Köstinger: Bundesgärten und Burghauptmannschaft öffnen Ambrosi-Areal auch im Winter

Die ganzjährige Öffnung des Areals schafft im Winter zusätzlich 1,6 Hektar Fläche für Spaziergänge und Freizeitsport.

Wien (OTS) - Über eine Neuerung dürfen sich die Besucherinnen und Besucher des Wiener Augartens in der bereits angebrochenen Wintersaison freuen: Auch in der kalten Jahreszeit bleibt der Ambrosigarten heuer öffentlich zugänglich. Um das möglich zu machen, stimmten die Österreichischen Bundesgärten gemeinsam mit der Burghauptmannschaft Österreich die nötigen Schritte ab.

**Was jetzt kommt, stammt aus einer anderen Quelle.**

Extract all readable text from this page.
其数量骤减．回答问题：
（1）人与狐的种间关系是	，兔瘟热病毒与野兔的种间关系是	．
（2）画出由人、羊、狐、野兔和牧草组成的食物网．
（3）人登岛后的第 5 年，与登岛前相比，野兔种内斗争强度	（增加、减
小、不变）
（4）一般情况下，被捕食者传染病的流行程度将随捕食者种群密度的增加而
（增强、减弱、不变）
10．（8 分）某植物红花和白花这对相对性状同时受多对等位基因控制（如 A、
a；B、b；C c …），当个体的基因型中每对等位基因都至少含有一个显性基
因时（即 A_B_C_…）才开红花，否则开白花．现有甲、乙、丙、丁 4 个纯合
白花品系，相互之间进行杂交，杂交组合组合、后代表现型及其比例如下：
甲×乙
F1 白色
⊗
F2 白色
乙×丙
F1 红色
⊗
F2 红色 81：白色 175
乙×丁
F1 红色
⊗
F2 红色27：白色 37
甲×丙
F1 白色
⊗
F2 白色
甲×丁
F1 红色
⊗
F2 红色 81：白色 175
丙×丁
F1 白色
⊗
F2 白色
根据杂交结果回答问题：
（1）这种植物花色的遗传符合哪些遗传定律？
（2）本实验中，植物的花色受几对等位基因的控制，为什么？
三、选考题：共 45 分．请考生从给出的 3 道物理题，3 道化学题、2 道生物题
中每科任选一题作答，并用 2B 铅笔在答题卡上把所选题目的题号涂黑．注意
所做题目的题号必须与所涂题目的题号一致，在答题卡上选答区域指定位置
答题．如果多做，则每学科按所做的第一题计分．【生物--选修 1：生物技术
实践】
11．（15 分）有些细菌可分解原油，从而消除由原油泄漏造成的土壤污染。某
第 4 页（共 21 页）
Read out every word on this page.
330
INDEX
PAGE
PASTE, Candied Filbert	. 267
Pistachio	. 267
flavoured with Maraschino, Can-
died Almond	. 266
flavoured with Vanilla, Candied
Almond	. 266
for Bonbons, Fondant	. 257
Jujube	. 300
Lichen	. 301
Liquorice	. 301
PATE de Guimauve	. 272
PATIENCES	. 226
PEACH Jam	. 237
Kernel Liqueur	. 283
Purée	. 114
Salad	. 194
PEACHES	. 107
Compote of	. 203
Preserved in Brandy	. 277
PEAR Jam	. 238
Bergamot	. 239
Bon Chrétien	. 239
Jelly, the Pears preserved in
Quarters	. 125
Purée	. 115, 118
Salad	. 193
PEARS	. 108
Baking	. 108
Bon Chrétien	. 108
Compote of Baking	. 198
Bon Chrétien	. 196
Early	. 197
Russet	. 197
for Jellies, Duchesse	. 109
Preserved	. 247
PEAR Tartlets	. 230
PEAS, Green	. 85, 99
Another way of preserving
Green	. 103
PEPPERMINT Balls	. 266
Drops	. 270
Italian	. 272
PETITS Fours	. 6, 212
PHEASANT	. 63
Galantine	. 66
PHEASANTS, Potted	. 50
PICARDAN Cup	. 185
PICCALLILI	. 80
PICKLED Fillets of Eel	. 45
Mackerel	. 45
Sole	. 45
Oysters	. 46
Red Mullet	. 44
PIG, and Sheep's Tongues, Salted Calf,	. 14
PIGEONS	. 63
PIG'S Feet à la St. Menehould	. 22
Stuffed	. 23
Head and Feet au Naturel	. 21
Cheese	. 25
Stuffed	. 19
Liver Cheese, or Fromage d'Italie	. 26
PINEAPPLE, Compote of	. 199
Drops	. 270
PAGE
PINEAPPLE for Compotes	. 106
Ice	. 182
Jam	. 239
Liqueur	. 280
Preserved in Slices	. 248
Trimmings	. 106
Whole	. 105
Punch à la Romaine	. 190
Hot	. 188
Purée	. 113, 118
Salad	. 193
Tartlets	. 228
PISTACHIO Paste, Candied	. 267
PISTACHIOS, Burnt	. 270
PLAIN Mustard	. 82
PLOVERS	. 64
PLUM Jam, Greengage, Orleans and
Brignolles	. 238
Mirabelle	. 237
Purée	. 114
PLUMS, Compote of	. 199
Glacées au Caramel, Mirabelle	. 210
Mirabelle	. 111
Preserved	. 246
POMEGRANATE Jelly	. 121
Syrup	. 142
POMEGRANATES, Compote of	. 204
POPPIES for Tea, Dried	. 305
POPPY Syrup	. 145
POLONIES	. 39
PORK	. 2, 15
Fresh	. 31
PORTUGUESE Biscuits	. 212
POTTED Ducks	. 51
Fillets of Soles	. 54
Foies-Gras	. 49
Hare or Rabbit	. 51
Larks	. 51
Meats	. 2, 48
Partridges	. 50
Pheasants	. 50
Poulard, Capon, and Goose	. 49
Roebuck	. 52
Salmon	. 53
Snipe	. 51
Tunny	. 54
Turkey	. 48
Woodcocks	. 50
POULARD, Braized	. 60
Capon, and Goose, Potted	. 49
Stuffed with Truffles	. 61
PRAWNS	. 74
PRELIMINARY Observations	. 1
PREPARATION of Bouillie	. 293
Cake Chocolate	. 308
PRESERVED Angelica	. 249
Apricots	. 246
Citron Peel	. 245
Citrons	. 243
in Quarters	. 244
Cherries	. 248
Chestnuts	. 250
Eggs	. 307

„Der Wiener Augarten ist ein Juwel unserer Bundesgärten. Ob zum Entspannen oder zum Sporteln – täglich genießen Besucherinnen und Besucher die frische Luft, die Ruhe und die historische Atmosphäre. Umso mehr freue ich mich, dass wir mit der Öffnung des Ambrosigartens auch in der kalten Jahreszeit mehr Fläche zur Verfügung stellen können. Das Ambrosi-Areal lädt zu einem schönen Winterspaziergang ein. Vielen Dank an die Österreichischen Bundesgärten und die Burghauptmannschaft, die das ermöglichen“, freut sich Bundesministerin Elisabeth Köstinger.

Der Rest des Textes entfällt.